I collegamenti che fanno i nostri figli sono strani, indiretti, a volte sconclusionati (per un adulto), ma spesso sorprendenti. E le cose che passano, che si ricordano sono quelle che riusciamo a comunicare con le emozioni. Partendo da molto (ma molto lontano): “cos’è un essere vivente?”, “La Palestina è su un altro pianeta?”, Juan è arrivato ai nonni. Ci sono la nonna Carla, la nonna Rosa e il nonno Roso (abuelo Nando viene spesso ricordato così). Che sono mamme e papà miei e di Ale.
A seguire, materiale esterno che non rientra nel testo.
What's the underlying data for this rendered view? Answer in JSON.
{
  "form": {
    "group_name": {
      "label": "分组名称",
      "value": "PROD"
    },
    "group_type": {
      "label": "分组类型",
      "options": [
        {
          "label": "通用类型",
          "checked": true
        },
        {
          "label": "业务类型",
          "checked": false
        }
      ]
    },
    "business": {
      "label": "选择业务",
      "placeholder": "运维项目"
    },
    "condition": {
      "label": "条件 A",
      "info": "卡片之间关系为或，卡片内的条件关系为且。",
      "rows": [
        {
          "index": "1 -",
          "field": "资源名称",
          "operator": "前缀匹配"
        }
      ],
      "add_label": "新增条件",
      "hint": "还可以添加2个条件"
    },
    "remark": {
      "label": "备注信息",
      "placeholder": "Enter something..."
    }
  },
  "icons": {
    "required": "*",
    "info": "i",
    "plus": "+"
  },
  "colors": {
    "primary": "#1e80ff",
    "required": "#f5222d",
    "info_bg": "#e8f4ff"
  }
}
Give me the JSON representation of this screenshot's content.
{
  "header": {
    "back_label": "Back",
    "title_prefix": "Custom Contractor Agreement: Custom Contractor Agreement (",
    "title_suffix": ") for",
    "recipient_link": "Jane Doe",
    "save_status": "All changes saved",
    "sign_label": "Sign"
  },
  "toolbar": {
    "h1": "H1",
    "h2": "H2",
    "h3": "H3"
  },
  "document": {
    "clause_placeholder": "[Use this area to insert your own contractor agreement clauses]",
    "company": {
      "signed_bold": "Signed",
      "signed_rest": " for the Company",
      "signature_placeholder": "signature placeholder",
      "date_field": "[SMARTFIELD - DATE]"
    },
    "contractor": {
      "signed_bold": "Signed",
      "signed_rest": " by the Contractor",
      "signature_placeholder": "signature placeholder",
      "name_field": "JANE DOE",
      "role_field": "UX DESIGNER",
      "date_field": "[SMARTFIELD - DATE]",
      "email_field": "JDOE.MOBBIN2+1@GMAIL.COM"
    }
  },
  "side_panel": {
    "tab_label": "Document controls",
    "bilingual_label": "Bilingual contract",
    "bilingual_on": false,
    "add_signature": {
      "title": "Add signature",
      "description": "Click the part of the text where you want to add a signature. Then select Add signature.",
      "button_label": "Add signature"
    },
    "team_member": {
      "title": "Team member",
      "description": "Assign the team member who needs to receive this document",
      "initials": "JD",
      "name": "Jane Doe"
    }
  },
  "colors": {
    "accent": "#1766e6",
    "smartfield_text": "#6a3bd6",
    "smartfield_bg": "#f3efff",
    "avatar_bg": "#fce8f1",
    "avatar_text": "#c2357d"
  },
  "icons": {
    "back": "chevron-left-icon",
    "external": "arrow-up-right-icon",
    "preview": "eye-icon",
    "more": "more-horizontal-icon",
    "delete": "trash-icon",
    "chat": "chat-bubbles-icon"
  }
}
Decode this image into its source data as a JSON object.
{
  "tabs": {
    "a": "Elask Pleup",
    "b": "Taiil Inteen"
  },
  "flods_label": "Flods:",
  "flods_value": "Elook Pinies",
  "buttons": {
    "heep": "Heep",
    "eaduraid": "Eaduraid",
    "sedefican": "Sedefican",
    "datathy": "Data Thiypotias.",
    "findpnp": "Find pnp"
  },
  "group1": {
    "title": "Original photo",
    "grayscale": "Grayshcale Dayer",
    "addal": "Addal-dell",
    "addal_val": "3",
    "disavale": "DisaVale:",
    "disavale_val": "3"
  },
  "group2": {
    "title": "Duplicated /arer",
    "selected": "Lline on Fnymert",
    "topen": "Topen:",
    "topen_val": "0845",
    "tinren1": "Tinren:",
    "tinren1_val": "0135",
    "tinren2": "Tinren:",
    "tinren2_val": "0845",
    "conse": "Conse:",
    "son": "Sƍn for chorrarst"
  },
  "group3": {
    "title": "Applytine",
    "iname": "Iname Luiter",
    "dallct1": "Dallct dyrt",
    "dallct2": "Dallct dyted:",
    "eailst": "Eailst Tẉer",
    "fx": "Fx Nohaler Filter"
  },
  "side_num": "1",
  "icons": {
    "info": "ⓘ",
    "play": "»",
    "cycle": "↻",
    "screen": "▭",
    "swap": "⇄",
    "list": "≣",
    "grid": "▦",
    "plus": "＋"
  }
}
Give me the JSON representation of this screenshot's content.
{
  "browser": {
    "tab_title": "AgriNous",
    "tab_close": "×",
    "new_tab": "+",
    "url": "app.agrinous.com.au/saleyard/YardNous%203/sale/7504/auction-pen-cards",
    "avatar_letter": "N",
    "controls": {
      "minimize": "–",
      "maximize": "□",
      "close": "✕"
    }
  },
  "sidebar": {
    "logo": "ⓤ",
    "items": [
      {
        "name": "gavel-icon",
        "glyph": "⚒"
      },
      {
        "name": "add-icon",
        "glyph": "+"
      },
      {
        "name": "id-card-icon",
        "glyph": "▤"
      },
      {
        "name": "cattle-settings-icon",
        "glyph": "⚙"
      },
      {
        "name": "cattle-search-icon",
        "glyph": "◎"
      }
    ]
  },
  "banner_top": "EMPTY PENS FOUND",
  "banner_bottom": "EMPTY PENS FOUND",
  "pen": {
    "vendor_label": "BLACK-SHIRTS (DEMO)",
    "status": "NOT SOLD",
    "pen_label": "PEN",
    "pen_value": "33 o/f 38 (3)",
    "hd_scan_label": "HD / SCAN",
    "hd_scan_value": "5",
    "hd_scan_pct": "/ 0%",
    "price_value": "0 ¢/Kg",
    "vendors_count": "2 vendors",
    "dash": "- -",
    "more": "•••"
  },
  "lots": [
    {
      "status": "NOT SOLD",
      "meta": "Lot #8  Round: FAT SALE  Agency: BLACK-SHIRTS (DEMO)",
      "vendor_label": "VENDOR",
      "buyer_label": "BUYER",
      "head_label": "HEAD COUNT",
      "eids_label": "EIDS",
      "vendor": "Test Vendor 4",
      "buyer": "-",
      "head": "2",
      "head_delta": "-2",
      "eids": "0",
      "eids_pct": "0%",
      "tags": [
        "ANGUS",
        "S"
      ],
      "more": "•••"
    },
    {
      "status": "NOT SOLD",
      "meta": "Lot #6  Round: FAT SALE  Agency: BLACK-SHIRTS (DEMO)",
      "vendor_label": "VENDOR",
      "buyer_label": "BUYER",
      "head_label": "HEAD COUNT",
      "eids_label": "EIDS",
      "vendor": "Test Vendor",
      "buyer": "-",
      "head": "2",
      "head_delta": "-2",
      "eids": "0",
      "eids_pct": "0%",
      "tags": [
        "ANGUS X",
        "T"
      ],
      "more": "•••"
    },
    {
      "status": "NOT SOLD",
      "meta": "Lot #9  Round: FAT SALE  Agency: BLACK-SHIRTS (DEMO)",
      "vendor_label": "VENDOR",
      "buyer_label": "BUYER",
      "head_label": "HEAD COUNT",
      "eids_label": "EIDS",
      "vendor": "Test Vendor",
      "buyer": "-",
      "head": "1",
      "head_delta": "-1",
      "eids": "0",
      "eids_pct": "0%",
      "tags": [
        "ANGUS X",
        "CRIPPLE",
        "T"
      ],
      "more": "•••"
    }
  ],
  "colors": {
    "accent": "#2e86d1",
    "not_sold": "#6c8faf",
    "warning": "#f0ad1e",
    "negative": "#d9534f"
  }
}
E quindi quando Juan avrà dei figli, noi diventeremo i loro nonni.
Finchè Juan arriva al papà di Ale che non c’è più, dicendo: “e allora se c’era il tuo papà avrebbe chiamato Pippo me e Mariana”, ricollegandosi ad una cosa che Ale aveva detto mesi fa. Una sola volta e senza più tornare sull’argomento. E cioè che suo papà a volte la chiamava con il soprannome di Pippo.
E continua: “Anche tu, se vuoi, puoi chiamarmi Pippo. Domani mattina, quando mi svegli, mi dici – Dai Pippo alzati!”.
C’è un bisogno di famiglia, un desiderio di fare l’esperienza di figlio, di trovare i modi possibili per esserlo attingendo anche alle cose belle che raccontiamo noi, della nostra esperienza di figli.
E’ sorprendente come una cosa da cui è ormai passato qualche mese abbia lasciato questo segno positivo. Non sono i tormentoni che rimangono nella memoria, ma le emozioni. Ed è anche sorprendente il continuo lavorio di “sistemazione” delle parentele che si svolge dietro alle quinte per affiorare in cerca di conferme con i collegamenti più esotici.